ABNA: Apa keuntungannya jika disebut Siti Khadijah usianya 40 tahun kala itu?

-Inilah yang disayangkan, sepanjang sejarah musuh-musuh Islam dengan gigih menyebarkan kedustaan tersebut. Sampai pada tingkat, hadits-hadits keutamaan Ahlul Bait disingkirkan dan tidak diperkenalkan secara massif sebagaimana hadits-hadits keutamaan sahabat dikaji dan disampaikan. Kaum muslimin diperhadapkan oleh perbandingan siti Khadijah yang tua dengan Aisyah yang masih muda dan cerdas. Nabi dikatakan menikah dengan Khadijah janda tua, dan bocah perempuan yang masih berusia dibawah 9 tahun –pendapat masyhur 7 tahun- yang saat dinikahi Nabi masih gemar bermain dengan bonekanya. Bukankah kesenjangan itu akan menjadi lelucon bagi musuh-musuh Islam?.

ABNA: Masyarakat Barat sampai saat ini menyebut pernikahan Nabi dengan Aisyah diusianya yang masih sangat muda sebagai titik kelemahan Islam. Benar begitu?

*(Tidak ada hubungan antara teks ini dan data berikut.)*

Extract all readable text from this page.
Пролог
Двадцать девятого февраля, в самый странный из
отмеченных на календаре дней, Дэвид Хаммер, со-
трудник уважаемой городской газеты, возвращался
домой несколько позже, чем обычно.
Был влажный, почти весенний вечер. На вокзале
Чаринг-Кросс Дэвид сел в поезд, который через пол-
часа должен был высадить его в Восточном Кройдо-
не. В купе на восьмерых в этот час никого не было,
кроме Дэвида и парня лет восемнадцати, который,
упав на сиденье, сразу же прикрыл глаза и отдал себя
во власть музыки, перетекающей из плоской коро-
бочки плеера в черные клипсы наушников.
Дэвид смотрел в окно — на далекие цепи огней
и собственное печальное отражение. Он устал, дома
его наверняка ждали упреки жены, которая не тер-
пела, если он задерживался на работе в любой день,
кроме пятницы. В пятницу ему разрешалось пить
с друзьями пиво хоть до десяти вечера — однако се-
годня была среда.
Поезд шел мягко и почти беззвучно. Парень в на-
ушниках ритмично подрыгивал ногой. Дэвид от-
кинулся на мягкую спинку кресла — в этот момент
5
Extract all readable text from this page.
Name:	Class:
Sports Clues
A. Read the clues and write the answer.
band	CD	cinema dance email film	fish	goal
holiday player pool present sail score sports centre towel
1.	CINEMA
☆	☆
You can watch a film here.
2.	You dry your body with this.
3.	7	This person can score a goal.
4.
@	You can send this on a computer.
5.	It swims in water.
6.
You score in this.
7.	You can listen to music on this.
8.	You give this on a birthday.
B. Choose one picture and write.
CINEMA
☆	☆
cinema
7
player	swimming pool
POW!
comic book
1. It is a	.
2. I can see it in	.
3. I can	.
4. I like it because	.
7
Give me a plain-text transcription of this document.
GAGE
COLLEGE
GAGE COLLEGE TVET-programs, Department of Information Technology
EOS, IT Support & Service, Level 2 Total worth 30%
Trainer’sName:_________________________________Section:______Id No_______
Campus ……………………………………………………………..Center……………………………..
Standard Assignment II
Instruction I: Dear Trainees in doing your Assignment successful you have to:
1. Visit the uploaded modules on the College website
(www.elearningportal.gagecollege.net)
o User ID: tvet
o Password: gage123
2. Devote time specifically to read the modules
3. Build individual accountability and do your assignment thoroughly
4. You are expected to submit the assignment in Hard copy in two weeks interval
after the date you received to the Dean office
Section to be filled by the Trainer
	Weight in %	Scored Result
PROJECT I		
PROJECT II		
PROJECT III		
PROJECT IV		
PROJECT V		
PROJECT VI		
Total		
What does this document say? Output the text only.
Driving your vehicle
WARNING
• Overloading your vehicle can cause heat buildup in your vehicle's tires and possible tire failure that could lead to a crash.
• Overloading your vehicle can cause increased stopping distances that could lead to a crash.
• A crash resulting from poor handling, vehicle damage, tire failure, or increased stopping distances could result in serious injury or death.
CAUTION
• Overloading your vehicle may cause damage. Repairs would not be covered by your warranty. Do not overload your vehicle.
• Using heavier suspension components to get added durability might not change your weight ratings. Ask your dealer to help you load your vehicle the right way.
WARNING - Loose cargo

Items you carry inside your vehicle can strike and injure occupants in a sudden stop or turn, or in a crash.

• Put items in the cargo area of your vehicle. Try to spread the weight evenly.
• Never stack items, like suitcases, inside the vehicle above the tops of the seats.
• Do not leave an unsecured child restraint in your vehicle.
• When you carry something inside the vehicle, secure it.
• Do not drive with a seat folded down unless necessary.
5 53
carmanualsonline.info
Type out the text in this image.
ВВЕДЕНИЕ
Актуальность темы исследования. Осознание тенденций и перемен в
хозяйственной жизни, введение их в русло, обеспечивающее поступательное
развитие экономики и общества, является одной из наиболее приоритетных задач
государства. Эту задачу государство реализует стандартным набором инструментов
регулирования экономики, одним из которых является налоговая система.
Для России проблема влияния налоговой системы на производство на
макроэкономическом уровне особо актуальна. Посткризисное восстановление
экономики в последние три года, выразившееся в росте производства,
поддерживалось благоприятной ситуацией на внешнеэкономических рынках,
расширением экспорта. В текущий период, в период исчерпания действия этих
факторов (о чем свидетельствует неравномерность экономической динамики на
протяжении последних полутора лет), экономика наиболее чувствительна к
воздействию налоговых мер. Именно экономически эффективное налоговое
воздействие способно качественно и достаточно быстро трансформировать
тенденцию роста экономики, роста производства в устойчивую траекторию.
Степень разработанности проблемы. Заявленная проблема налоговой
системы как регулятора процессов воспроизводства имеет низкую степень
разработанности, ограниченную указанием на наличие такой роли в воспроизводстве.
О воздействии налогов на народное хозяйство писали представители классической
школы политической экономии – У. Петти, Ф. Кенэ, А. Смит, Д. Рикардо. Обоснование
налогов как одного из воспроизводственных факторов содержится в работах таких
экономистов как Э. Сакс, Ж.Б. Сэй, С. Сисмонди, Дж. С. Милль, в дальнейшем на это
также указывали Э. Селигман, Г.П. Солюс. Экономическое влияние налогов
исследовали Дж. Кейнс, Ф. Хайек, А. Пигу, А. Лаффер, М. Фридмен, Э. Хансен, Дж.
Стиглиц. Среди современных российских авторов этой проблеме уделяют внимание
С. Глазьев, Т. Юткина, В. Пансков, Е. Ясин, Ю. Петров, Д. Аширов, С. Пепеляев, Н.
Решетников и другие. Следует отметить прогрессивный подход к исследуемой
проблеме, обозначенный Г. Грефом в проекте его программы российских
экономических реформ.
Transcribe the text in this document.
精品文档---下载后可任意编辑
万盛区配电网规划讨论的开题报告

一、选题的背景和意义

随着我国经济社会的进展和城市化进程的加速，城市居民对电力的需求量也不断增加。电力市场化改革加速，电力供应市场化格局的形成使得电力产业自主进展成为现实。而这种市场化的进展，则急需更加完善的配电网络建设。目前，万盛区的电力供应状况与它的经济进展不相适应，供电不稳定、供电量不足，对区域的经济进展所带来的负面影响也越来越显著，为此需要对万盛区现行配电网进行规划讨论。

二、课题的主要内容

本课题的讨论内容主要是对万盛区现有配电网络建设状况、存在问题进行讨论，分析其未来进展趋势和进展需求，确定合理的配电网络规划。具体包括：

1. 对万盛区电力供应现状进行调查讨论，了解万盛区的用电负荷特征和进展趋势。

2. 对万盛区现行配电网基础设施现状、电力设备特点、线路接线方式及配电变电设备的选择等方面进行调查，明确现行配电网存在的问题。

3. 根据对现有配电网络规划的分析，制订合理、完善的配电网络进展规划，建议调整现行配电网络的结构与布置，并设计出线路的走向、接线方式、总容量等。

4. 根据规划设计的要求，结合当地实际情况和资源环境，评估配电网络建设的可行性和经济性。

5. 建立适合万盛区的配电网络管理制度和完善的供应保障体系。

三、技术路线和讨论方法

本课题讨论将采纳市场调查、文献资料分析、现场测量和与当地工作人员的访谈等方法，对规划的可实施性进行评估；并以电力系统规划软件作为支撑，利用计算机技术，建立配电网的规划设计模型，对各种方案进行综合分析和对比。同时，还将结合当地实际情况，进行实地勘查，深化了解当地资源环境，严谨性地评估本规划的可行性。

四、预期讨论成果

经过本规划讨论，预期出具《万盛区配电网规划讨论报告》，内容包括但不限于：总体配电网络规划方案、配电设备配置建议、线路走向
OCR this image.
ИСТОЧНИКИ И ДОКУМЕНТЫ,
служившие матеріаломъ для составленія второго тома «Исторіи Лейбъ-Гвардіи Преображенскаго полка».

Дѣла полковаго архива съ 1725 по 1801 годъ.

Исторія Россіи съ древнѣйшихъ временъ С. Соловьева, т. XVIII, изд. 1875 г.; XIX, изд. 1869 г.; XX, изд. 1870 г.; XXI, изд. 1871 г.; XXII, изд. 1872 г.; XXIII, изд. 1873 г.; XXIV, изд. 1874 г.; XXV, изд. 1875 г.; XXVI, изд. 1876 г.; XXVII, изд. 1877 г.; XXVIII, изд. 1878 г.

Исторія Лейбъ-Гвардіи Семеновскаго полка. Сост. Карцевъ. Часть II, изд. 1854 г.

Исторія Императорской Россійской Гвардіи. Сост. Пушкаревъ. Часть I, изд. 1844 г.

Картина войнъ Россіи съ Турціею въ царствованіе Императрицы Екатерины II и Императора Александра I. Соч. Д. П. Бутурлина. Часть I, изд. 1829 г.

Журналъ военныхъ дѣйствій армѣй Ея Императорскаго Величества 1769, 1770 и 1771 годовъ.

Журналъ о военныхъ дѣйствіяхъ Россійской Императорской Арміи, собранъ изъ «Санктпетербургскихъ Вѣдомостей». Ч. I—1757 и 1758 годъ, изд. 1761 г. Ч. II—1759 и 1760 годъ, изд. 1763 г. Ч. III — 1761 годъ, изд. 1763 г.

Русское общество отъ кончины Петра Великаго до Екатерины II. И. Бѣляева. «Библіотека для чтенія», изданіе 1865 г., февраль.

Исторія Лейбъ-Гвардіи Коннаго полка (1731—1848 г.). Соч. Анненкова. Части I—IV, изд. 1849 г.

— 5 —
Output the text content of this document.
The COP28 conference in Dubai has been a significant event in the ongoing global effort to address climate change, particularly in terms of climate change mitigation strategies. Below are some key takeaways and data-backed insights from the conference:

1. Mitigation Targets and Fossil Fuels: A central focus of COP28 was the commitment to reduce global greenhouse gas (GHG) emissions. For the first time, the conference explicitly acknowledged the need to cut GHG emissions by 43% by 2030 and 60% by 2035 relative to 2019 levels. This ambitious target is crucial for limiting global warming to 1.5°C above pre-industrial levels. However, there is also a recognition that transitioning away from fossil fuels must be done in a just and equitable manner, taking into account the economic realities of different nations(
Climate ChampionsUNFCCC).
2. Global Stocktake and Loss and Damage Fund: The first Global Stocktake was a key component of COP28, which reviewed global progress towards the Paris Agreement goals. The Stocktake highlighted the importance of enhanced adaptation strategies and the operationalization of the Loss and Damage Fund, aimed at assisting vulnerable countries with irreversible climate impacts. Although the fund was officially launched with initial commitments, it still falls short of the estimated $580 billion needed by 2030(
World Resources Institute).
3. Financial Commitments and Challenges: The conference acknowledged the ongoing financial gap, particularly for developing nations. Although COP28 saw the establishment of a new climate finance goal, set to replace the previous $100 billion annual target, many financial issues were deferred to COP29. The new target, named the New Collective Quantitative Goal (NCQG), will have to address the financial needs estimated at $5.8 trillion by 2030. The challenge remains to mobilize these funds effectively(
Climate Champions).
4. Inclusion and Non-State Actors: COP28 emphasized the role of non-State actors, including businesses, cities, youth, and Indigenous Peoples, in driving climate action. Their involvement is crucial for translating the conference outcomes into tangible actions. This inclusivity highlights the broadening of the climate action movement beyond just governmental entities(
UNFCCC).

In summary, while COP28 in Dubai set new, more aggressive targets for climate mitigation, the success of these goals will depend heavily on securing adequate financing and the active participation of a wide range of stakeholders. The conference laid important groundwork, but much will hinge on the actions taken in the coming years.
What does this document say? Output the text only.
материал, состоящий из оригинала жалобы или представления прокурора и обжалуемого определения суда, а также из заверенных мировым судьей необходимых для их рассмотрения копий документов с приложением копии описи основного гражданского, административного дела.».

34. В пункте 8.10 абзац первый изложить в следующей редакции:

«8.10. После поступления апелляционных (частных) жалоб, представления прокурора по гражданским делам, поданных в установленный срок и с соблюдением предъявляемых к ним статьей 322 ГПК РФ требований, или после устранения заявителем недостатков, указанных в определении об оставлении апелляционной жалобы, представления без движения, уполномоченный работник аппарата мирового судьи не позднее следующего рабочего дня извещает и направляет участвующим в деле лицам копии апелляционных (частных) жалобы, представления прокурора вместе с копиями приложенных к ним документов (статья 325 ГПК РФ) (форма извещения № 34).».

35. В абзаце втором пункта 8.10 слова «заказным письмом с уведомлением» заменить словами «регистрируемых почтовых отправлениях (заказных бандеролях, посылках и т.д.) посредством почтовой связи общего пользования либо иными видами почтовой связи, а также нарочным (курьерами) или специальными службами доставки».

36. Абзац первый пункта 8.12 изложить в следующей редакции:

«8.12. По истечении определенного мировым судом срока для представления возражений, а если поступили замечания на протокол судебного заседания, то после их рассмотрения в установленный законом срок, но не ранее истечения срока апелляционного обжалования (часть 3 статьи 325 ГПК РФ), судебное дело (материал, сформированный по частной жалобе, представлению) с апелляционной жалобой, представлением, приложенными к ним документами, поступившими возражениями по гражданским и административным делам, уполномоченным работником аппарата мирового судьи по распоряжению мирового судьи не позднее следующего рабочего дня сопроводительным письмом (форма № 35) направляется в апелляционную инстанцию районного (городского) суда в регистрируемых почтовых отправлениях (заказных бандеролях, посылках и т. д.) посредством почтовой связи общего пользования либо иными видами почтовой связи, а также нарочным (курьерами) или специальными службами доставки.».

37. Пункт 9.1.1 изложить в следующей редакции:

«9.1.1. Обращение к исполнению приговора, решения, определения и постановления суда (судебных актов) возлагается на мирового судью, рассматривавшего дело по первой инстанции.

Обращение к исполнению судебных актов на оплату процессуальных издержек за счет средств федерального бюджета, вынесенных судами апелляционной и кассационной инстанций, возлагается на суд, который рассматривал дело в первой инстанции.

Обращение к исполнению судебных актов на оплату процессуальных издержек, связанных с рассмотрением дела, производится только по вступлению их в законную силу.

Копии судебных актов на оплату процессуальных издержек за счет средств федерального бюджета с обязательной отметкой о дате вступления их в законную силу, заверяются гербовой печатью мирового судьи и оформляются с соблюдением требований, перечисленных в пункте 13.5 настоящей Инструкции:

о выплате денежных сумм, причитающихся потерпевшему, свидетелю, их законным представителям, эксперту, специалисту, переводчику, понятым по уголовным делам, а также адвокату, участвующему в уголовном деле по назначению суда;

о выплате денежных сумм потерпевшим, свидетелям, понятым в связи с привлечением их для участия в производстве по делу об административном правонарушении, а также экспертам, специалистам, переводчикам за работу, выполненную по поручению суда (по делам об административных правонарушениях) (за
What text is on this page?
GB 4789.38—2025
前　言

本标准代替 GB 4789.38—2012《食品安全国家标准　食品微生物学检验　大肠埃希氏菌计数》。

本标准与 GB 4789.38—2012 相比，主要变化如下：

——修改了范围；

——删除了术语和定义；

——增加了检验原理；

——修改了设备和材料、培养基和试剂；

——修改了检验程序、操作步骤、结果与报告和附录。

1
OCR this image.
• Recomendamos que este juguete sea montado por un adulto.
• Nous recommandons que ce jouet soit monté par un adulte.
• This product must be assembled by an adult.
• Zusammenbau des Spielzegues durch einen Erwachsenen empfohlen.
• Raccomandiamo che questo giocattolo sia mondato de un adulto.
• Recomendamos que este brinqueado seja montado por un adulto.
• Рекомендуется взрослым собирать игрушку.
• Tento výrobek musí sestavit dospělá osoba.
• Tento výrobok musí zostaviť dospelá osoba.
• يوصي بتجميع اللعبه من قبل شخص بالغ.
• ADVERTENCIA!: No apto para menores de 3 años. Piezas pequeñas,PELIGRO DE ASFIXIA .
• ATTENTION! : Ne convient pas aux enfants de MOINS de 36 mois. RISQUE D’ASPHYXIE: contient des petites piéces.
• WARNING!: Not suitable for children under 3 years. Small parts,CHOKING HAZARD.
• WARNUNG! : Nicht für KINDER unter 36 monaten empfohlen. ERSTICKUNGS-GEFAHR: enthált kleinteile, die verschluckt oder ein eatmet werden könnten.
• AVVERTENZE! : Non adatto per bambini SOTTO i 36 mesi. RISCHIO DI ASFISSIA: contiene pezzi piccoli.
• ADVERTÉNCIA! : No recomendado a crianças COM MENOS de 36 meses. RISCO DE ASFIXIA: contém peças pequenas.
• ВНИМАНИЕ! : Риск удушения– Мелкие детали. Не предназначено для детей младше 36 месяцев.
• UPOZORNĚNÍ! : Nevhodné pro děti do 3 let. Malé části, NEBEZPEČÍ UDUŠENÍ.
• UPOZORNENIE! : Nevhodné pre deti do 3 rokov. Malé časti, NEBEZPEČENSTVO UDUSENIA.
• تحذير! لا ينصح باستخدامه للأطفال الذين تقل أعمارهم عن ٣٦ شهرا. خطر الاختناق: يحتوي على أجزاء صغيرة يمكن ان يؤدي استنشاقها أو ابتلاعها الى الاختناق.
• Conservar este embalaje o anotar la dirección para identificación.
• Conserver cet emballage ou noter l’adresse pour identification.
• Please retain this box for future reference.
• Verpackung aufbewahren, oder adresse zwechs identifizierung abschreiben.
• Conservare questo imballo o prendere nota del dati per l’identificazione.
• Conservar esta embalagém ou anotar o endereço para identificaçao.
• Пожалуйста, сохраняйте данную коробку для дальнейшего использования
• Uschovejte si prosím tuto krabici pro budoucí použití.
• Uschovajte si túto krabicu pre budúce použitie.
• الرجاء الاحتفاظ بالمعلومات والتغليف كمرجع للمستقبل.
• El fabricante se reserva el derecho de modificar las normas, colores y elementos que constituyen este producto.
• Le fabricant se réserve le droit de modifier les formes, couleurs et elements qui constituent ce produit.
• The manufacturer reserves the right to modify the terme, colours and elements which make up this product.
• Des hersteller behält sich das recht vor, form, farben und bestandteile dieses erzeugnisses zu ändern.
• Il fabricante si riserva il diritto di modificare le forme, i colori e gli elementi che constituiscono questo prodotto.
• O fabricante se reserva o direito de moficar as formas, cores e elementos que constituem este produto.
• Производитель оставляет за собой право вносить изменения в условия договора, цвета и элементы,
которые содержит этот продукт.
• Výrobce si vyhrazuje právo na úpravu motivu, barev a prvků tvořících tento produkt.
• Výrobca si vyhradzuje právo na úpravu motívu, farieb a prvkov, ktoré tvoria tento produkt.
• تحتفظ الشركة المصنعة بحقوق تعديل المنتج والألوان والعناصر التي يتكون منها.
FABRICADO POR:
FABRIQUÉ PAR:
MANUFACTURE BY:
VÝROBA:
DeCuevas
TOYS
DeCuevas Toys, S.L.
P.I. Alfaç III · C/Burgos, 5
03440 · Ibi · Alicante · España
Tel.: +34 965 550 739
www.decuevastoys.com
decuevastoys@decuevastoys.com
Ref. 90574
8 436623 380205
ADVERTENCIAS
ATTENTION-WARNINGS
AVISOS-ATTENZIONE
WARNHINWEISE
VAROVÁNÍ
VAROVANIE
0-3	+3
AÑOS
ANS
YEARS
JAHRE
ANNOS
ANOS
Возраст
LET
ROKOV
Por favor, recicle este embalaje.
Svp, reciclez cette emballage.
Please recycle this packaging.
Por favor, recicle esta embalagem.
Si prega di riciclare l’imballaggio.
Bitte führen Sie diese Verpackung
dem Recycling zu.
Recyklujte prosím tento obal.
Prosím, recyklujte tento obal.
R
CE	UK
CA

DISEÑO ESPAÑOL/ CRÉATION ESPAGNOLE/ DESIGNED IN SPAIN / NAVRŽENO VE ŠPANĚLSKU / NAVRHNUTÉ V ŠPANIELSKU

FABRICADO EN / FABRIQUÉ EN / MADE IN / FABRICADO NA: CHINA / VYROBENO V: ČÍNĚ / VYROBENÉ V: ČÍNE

-Iya. Jika kita memperhatikan dan menganalisa catatan sejarah secara seksama usia Aisyah tidak semuda itu. Kembali Adz Dzahabi menyatakan, Asma saudara perempuan Aisyah pada malam hijrah berusia 27 tahun. Selisih umur Asma dan adiknya Aisyah 10 tahun. Jadi usia Aisyah pada malam hijrah 17 tahun. Dan pada saat hijrah itu, Nabi belum menikahi Aisyah, melainkan beberapa tahun setelah hijrah. Yaitu usia pernikahannya dengan Nabi sekurang-kurangnya 19 tahun. Namun sebagian pihak secara gigih mengatakan usianya jauh lebih muda dari itu sementara usia siti Khadijah ditambahkan sehingga tampak terhitung perempuan tua.

ABNA: Mengapa sampai rekayasa itu terjadi?

-Banyak alasan yang bisa dikemukakan. Diantaranya adalah rekayasa Bani Umayyah. Kita tahu Bani Umayyah diawal penyebaran Islam berada dalam posisi sebagai musuh. Mereka berperang melawan Nabi dan kaum muslimin sampai akhirnya takluk dan menyerah saat fathul Makah. Pasca Fathul Makahpun tidak sedikit dari mereka yang termasuk golongan munafikin yang hendak merusak Islam dari dalam. Karenanya sesuatu yang bisa diduga ada upaya dari mereka yang tidak henti-hentinya untuk menciderai Islam. Ada dua jenis Islam yang hidup saat Bani Umayah yang berkuasa atas kaum muslimin. Islam Muhammadi sebagaimana Islam yang diusung siti Khadijah dan Amirul Mukminin Ali bin Abi Thalib yang menjadi penyokong dan pendukung setia dakwah Nabi dan Islam Umawi yang disponsori Muawiyah dan Marwan. Dimasa kekuasaan Bani Umayyah urusan kaum muslimin ditangan mereka. Mereka punya kuasa penuh atas versi sejarah Islam yang harus beredar ditengah masyarakat. Mereka banyak melakukan manipulasi terhadap sejarah generasi awal, bukan hanya berkenaan dengan siti Khadijah melainkan juga istri-istri Nabi yang lain termasuk Ummu Salamah. Menurut kami, Ummu Salamah berada pada posisi kedua sebagai istri terbaik Nabi setelah Siti Khadijah. Namun diceritakan semua kecintaan dan perhatian Nabi seakan tertumpu dan terfokus hanya pada Aisyah, semua keutamaan ada pada Aisyah, keilmuan, kecerdasan, kecantikan, usia yang muda dan seterusnya. Bahkan secara ekstrim mereka memposisikan Nabi tidak berlaku adil terhadap istri-istrinya yang lain, karena lebih mengutamakan Aisyah. Apakah –nauzubillah- seseorang yang tidak bisa menegakkan keadilan dalam rumah tangganya mampu menegakkan keadilan dalam masyarakat?.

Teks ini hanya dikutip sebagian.